Scott had agreed to come down here, to West Fifty-second Street, walking the whole way, because it was part of the deal to keep Dad happy. He had to walk because his father wanted him to “observe” the buildings that flanked the wide avenues on his way down, noticing their facades, their “footprints,” their “zoning envelopes”—all the perfectly boring details of the Manhattan real estate market that his father insisted he pay attention to. He’d tried to get out of it, once or twice taking the subway rather than walking, but he’d never gotten away with it. His dad would always quiz him about the buildings he’d observed on the way, and he just couldn’t bring himself to fake it. Today, even with a two-ton book bag, he’d walked the full thirty-six blocks—and here he was, dutifully pushing the heavy glass door that opened into the enormous mahogany-faced conference room where Dad was about to present to a client. Scott had agreed to assist, but he wished he could be
anywhere else
. And, of course, “anywhere else” just meant one place—the real destination he was headed, after this meeting—Mary Shayne’s Upper West Side apartment.

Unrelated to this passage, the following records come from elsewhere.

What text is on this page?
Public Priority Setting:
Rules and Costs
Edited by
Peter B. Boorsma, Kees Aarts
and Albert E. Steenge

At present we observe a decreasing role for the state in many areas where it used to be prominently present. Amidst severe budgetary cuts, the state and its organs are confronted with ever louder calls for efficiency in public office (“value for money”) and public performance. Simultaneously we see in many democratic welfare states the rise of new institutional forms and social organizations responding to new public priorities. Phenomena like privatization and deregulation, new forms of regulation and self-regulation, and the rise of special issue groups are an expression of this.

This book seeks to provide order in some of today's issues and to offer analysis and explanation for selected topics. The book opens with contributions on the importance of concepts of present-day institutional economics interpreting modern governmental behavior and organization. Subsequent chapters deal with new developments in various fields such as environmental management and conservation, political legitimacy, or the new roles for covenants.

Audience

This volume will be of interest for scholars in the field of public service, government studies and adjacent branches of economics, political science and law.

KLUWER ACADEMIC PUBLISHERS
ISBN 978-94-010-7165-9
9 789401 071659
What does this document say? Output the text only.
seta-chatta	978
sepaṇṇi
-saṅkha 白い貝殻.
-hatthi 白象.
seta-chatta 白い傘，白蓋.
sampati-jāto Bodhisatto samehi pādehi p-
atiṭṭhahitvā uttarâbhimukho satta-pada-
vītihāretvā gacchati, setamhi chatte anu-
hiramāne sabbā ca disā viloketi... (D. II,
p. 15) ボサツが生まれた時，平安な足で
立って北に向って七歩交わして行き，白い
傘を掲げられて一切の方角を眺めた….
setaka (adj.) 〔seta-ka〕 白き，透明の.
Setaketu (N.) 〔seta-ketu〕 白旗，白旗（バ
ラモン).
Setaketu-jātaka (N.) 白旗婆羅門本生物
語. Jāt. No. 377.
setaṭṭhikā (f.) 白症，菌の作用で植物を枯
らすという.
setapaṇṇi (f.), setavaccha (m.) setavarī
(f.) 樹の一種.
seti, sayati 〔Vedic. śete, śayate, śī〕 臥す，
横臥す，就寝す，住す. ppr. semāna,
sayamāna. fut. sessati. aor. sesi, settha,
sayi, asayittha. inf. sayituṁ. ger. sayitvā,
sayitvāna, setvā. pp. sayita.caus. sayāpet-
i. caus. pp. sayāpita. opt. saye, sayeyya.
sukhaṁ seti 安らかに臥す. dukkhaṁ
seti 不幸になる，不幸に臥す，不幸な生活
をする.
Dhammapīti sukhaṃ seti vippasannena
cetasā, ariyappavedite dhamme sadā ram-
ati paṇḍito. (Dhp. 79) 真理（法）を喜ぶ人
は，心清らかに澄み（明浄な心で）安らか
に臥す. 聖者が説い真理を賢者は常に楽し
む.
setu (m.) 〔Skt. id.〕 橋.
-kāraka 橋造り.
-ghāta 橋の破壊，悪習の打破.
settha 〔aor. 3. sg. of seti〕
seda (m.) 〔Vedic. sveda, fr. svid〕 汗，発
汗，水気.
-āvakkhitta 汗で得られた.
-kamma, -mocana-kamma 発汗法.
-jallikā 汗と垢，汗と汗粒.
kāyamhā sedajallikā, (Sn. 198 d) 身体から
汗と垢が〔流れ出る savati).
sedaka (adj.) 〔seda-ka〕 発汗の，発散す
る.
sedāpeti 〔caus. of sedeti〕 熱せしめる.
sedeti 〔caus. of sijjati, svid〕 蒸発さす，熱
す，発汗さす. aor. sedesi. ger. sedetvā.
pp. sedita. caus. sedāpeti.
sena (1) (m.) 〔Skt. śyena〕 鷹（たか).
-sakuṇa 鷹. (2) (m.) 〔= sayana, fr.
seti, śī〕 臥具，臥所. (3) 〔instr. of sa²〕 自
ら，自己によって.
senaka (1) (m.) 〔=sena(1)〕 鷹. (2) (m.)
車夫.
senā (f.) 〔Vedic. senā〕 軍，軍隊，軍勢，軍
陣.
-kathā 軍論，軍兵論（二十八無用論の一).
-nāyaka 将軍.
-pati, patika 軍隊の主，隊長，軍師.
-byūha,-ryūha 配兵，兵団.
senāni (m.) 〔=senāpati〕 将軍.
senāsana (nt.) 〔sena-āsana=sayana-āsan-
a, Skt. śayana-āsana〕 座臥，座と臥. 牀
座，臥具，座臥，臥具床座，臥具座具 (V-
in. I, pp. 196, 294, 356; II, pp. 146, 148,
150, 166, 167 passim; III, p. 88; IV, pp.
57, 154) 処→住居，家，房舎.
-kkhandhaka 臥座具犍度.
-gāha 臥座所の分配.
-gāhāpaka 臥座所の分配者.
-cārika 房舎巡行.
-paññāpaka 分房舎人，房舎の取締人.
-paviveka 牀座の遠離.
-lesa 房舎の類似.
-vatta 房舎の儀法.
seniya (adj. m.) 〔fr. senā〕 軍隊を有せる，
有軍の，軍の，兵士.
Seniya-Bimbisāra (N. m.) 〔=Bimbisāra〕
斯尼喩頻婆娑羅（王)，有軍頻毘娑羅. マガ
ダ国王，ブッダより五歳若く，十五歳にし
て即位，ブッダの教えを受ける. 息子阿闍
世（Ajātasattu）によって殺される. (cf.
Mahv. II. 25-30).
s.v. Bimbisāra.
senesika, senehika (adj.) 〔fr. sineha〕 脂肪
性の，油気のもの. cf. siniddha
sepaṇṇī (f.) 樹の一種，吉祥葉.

Mary had been absent from school that day. Scott had noticed immediately; he caught himself strolling down the fifth-floor hallway where Mary’s homeroom was, casually glancing at the crowd flocking out of the room as the bell rang, and not seeing her. When Scott’s cell phone blasted “Femme Fatale” that noon, he rejoiced, forcing himself to be cool and to nonchalantly answer on the second ring. Mary had sounded awful—the hoarseness of her voice created an alarmingly sexy effect that he almost complimented her on, before getting a grip on himself. Mary outlined her request—she needed him to get several of her books out of her locker (Scott wrote down their titles and her locker combination number, straining to hear over the crowds in the Chadwick corridor) and bring them to her house after school. Could he do that?